One class of antioxidants that is still relatively unresearched is polyphenols. These again act as antioxidants in the test tube, but it is not clear how long they stay in the bloodstream. For example, most of the flavonoid called resveratrol – the polyphenol found in red wine – is rapidly broken down and cleared from the body.
The secret ingredient?
The conclusion is becoming clear: whatever is behind the health benefits of a diet rich in fruit and vegetables, you can’t reproduce it by taking purified extracts or vitamin supplements. “Just because a food with a certain compound in it is beneficial to health, it does not mean a [pill containing the same compound] is,” said Paul Coates, who works in the Office of Dietary Supplements at NIH.
Yet the fact remains that people with diets abundant in vitamins C and E, polyphenols and carotenoids are less likely to suffer heart attacks, vascular disease, diabetes and cancer. One explanation is that these people have a generally healthier lifestyle – but no-one knows for sure.
More evidence needed
There are some ideas. Halliwell still believes that antioxidants are at least partly responsible. He argues that because the polyphenols, carotenoids and vitamins in fruit and vegetables are bound into tough, fibrous material, they hang around in the stomach and colon, where they can neutralise free radicals – the gastrointestinal tract is constantly generating ROS from food.
Supplements may be digested too quickly to replicate this effect. However, Andrew Shao from the Council for Responsible Nutrition, a US supplements industry association, questions whether it is fair to test antioxidants using a drug model.
He says that pulling a nutrient out of context and testing it in a clinical trial is not appropriate. “Antioxidants should not be expected to perform as drugs,” he says. “That’s simply not how nutrients work. They work in concert with each other.”
There’s yet another, more intriguing explanation. Among the leading sources of dietary antioxidants are tea and coffee, and there is some evidence that green tea in particular has health benefits. Oddly, though, Halliwell has discovered that tea and coffee are also bursting with ROS, so how can they be beneficial?
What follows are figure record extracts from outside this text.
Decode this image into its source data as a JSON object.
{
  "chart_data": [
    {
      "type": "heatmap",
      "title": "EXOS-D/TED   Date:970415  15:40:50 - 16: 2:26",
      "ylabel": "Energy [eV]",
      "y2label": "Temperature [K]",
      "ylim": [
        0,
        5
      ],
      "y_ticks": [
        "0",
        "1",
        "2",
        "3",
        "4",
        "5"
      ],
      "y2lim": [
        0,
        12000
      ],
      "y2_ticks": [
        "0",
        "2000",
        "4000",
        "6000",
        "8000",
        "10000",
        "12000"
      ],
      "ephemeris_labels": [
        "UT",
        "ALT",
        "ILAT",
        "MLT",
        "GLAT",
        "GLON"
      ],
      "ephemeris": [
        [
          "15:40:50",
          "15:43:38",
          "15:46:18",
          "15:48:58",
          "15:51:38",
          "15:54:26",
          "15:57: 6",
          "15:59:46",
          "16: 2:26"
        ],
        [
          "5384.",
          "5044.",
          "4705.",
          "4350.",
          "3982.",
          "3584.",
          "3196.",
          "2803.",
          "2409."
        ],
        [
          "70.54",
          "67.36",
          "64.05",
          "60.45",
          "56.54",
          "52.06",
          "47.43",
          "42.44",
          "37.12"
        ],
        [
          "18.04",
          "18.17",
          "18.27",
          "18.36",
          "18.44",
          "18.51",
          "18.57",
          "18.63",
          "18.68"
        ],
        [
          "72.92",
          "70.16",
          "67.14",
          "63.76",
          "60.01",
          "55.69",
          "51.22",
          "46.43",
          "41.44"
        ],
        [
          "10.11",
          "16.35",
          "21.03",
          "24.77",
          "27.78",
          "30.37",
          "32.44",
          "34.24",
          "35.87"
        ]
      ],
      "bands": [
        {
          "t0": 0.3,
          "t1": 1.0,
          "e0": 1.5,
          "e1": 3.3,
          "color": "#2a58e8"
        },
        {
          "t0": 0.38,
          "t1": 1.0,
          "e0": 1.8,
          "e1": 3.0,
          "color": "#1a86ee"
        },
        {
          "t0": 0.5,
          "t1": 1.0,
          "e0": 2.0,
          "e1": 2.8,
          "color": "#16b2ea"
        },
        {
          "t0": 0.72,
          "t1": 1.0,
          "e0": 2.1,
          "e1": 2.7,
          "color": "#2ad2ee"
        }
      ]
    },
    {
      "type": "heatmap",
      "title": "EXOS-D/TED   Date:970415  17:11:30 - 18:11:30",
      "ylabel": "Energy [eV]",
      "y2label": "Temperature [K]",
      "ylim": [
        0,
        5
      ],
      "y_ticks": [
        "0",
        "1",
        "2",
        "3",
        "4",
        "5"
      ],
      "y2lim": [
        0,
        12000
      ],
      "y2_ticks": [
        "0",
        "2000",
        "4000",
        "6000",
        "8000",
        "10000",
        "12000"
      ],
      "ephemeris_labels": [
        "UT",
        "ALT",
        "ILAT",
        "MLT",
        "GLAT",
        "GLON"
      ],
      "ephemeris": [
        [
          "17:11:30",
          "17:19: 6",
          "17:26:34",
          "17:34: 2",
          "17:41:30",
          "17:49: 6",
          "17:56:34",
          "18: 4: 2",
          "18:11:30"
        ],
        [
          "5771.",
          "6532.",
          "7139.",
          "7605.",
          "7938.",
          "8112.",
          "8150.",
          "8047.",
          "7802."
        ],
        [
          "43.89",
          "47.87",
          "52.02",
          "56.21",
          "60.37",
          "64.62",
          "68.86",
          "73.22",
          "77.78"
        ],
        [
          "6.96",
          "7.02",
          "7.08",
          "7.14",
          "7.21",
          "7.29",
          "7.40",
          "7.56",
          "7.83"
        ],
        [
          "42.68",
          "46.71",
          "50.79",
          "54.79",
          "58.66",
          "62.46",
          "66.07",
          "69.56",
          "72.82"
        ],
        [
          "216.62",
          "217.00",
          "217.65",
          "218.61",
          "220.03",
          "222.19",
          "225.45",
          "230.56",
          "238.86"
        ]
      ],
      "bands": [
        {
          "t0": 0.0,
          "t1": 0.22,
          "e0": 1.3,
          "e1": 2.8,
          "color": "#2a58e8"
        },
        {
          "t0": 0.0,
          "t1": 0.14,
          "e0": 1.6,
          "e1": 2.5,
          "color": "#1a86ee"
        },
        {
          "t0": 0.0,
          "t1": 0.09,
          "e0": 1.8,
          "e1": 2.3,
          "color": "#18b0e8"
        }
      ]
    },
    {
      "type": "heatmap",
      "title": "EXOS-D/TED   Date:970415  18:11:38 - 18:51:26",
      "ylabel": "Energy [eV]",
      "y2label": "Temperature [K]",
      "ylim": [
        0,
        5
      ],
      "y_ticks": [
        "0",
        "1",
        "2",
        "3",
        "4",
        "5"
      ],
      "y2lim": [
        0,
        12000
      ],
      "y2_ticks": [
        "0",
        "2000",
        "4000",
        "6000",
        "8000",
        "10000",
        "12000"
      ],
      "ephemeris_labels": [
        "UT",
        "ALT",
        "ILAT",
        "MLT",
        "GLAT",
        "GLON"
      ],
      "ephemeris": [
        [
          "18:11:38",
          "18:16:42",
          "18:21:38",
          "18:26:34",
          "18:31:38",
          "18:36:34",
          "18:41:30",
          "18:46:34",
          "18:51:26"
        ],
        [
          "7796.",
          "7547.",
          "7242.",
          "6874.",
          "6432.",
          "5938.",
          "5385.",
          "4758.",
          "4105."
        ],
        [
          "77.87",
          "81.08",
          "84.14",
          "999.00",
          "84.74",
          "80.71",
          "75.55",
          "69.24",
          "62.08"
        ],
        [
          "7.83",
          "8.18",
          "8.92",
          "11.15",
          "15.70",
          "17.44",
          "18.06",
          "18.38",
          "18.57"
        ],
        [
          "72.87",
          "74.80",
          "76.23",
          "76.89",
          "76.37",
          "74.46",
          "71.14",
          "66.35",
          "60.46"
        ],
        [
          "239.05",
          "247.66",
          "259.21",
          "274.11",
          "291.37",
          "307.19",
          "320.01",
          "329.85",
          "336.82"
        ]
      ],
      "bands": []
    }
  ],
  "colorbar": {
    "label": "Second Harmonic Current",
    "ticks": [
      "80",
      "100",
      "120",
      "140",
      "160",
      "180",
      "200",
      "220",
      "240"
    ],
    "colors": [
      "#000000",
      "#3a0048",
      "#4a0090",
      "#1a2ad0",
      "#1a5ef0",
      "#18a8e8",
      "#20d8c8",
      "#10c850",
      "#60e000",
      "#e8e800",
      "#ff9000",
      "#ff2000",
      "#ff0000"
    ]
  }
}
“There has been a considerable rethink as to what free radicals are doing,” says Malcolm Jackson, a biochemist at the University of Liverpool in the UK. He believes that in the right quantities, radicals can be positively health-enhancing, prompting our cells to fire up their own defences: radical-busting enzymes such as catalase and superoxide dismutase.
“Cells are very good at protecting themselves against stresses, as long as they’re not excessive,” says Jackson. “The question is: should we be quenching free radicals at all?” If antioxidants in food work because they generate health-promoting quantities of free radicals, that would be an ironic turnaround.
In supplements, it could be that the doses are too high, producing too many free radicals. For now, the advice is simple. “Stick to flavonoid-rich foods, red wine in moderation, tea, fruit and vegetables,” says Halliwell. “Don’t start taking high-dose supplements or heavily fortified food until we know more.”